Adam McKay’s Vice opens with a disclaimer: The following is a true story, but note that it’s based on an infamously secretive man, former Vice President Dick Cheney. Working with limited information, “we did our f***ing best.”

This half-assed attitude sets a surprisingly consistent tone throughout the whole film. Vice feels like a movie where they tried, but not very hard. Early on, Cheney (Christian Bale) as a young upstart White House intern falls under the wing of then-economic adviser Donald Rumsfeld (Steve Carell). Rumsfeld explains the rules of engagement to Cheney and how to navigate the river rapids of D.C. politics, told with a devilish glee and cynicism. Cheney asks, “What do we believe?” which cracks up Rumsfeld. “What do we believe.. that’s a good one!” he howls with laughter.

Writer-director Adam McKay goes out on a limb that Rumsfeld, and the political machine he’s a cog in, has no beliefs, and I guess we’re supposed to go along with that. Love him or hate him, he’s a power-hungry monster with no driving force beyond that. Even Cheney, as he rises in second-place prominence as the right-hand man of countless Republican figures, speaks only of power and how to best wield it. But power for what exactly?

The script strips these figures, despicable as they may be, of any depth or content to unpack and explore, which begs the question of why McKay made a film about them at all. If he’s not going to make an effort to understand (or at least explain) them, it’s unclear why he, and we, are undergoing a two-hour film rolling through such vacuousness.

I checked out of this live-action cartoon pretty early on, but couldn’t stop giggling as some of the sinister plot points unfolded: Cheney placing friends and colleagues throughout the executive branch, a PR firm researching and executing talking points that best resonate with the electorate, all while sinister music warns us of the impending doom.

The Bush-Cheney administration was apparently the first ever to exercise these tactics, and I wonder if McKay knows that subsequent administrations did the same. Another mystery is the script’s frequent bubbling up of the unitary executive theory: the idea that the president has sole power to control the executive branch, without any checks to stop him/her. Yes, this is a theory, but it’s all pinned as starting with Nixon, nor does McKay acknowledge another (better-known?) theory called the Imperial Presidency, which argues that as early as Lincoln, and certainly ramping up with Teddy Roosevelt, that the power of the executive has gradually increased throughout history, and those powers have never gone back to the legislature or other branches of government.

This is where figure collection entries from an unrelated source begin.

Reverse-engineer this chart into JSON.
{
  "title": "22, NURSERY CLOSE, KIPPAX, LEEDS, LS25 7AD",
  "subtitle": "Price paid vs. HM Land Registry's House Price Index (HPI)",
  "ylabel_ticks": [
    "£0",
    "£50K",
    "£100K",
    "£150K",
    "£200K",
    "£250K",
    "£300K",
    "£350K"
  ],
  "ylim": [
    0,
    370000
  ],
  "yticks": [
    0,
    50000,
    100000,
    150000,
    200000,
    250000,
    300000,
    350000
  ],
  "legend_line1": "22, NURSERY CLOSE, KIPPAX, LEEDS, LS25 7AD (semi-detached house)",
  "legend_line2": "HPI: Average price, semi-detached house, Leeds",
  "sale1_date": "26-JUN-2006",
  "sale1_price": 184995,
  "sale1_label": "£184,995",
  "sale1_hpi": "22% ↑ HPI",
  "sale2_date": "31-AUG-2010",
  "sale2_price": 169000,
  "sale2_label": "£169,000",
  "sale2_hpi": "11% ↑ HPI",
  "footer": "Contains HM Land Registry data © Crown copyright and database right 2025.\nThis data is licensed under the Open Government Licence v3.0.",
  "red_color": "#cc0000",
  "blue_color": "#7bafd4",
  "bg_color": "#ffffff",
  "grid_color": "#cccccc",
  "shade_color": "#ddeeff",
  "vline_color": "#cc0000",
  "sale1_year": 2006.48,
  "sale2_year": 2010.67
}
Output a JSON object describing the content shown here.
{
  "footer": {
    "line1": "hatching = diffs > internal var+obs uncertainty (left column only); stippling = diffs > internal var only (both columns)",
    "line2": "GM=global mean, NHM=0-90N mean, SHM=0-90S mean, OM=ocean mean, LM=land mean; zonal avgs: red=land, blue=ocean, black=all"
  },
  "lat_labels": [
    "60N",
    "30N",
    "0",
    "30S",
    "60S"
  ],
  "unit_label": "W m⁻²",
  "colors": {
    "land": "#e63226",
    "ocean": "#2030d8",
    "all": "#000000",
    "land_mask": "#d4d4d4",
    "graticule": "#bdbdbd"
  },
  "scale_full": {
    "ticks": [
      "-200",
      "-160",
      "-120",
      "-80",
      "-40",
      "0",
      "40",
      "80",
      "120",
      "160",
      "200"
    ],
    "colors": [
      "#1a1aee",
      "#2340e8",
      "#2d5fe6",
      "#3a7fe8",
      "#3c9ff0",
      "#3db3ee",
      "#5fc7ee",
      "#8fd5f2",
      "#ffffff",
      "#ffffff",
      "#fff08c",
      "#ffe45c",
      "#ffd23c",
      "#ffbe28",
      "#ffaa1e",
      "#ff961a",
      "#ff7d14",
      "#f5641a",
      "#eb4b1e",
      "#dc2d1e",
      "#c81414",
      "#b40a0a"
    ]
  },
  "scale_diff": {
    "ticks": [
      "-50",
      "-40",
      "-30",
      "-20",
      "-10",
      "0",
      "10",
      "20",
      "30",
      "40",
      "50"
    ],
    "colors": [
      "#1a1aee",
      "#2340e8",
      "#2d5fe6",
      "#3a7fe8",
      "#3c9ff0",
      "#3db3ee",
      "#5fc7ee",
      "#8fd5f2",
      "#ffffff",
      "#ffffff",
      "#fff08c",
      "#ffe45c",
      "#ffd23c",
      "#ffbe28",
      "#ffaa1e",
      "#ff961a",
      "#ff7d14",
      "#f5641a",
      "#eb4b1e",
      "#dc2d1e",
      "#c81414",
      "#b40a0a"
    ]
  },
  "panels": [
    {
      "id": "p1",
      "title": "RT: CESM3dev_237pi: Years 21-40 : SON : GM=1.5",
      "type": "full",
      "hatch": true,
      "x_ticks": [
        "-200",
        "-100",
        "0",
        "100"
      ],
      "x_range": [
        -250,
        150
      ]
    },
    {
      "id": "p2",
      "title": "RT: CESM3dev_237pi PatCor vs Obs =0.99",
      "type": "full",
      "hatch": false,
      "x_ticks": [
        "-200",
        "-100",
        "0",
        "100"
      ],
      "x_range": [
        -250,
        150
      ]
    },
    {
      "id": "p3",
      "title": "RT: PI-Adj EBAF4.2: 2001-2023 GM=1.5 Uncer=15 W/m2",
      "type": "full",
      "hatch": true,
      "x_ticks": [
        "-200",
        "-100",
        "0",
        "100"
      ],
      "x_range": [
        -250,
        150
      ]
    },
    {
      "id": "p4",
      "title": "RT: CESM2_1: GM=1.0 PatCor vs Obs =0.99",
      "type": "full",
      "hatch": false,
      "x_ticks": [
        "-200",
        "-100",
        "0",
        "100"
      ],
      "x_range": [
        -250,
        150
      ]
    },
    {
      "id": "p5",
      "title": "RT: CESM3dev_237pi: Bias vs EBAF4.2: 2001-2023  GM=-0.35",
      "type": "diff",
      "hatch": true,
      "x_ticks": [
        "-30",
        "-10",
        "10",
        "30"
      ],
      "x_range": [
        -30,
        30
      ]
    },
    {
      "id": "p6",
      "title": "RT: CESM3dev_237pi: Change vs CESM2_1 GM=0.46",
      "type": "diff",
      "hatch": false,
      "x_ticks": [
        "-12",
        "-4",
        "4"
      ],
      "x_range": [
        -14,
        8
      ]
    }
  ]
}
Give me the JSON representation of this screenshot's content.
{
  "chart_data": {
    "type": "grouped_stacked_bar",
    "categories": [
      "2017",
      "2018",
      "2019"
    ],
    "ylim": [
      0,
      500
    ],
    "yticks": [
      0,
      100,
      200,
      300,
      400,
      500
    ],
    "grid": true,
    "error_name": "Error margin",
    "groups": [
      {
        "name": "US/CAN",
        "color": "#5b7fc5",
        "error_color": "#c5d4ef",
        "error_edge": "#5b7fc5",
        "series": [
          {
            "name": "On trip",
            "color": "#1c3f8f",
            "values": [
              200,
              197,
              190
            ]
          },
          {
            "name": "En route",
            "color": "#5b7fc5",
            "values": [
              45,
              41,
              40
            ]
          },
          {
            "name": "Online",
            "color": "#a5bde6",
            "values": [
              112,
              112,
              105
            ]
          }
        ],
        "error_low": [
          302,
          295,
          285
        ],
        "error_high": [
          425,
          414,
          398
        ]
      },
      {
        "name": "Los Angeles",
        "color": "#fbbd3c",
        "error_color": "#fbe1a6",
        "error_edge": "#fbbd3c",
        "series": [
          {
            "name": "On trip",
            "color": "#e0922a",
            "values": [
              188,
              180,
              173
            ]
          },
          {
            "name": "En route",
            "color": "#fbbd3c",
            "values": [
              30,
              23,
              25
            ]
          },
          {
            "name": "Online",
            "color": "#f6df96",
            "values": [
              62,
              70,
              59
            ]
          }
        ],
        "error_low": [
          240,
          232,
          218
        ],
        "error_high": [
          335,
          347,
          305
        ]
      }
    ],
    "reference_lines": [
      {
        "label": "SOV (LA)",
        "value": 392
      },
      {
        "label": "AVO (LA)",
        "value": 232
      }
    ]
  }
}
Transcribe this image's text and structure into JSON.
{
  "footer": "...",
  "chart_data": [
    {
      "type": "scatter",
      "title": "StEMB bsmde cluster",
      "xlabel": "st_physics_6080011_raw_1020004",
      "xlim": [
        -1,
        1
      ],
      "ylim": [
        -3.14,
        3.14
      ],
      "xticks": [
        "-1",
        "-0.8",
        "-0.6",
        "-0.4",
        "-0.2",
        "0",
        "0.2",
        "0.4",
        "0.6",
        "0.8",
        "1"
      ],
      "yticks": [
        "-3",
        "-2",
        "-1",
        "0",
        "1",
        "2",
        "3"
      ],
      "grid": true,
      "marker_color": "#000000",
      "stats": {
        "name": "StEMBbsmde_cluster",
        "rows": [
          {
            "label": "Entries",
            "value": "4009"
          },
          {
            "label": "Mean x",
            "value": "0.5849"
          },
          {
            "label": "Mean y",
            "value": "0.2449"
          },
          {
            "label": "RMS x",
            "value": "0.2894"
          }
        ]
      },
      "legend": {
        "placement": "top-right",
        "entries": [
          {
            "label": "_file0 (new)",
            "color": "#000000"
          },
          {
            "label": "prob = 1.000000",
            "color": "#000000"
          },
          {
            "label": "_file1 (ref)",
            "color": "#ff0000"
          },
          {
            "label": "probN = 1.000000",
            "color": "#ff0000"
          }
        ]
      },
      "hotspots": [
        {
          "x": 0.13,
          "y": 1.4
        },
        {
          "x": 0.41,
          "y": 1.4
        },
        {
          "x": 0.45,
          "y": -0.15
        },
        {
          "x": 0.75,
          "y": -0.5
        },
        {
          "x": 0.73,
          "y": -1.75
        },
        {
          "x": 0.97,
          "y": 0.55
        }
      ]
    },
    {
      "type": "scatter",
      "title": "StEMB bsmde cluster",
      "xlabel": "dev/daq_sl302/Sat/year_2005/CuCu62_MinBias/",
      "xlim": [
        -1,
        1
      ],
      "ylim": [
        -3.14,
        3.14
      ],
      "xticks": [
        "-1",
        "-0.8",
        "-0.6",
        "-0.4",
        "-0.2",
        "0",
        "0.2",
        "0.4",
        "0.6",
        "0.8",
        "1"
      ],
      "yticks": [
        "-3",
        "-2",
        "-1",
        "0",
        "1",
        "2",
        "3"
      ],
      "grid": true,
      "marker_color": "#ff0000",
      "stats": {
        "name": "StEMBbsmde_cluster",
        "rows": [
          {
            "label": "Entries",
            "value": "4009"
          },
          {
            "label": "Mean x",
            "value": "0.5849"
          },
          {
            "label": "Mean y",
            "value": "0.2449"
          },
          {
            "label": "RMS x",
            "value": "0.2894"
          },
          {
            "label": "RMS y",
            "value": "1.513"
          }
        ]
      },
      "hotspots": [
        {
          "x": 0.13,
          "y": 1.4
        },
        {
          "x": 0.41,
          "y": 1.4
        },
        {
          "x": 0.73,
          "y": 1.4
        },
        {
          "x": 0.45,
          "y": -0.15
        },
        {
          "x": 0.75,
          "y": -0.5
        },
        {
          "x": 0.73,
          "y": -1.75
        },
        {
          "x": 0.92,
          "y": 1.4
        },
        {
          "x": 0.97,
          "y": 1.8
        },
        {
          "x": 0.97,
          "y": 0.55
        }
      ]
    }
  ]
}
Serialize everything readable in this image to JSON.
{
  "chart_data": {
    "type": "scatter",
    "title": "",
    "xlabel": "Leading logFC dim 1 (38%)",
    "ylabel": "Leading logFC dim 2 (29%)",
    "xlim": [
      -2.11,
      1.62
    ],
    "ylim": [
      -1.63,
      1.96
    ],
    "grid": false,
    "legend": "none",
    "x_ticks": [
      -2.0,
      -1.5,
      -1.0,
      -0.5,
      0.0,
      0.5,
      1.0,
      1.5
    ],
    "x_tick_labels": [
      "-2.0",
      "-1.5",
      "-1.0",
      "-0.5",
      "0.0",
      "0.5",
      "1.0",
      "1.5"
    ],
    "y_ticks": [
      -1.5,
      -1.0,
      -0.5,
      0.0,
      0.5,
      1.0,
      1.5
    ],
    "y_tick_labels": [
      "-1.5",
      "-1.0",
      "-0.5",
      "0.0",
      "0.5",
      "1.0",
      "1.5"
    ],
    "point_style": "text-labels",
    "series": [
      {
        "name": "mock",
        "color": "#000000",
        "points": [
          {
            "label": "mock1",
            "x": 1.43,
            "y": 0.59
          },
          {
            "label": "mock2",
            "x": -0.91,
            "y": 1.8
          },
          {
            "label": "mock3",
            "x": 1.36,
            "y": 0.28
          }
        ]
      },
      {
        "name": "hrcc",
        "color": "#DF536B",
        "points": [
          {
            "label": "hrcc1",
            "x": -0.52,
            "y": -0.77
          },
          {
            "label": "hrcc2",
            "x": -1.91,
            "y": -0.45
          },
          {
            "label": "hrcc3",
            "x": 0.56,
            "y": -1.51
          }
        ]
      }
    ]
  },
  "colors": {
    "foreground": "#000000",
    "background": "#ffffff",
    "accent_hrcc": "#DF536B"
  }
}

I don’t mean to sound hung up on this, but Vice overall is a pretty surface-level take on a very complicated, though understandably contentious figure. If we’re supposed to engage with a very negative telling of a much-hated politician, they should at least have made a better effort to contextualize his place in history, or make an effort to unpack what makes him tick beyond “power.” But I guess they tried their f***ing best.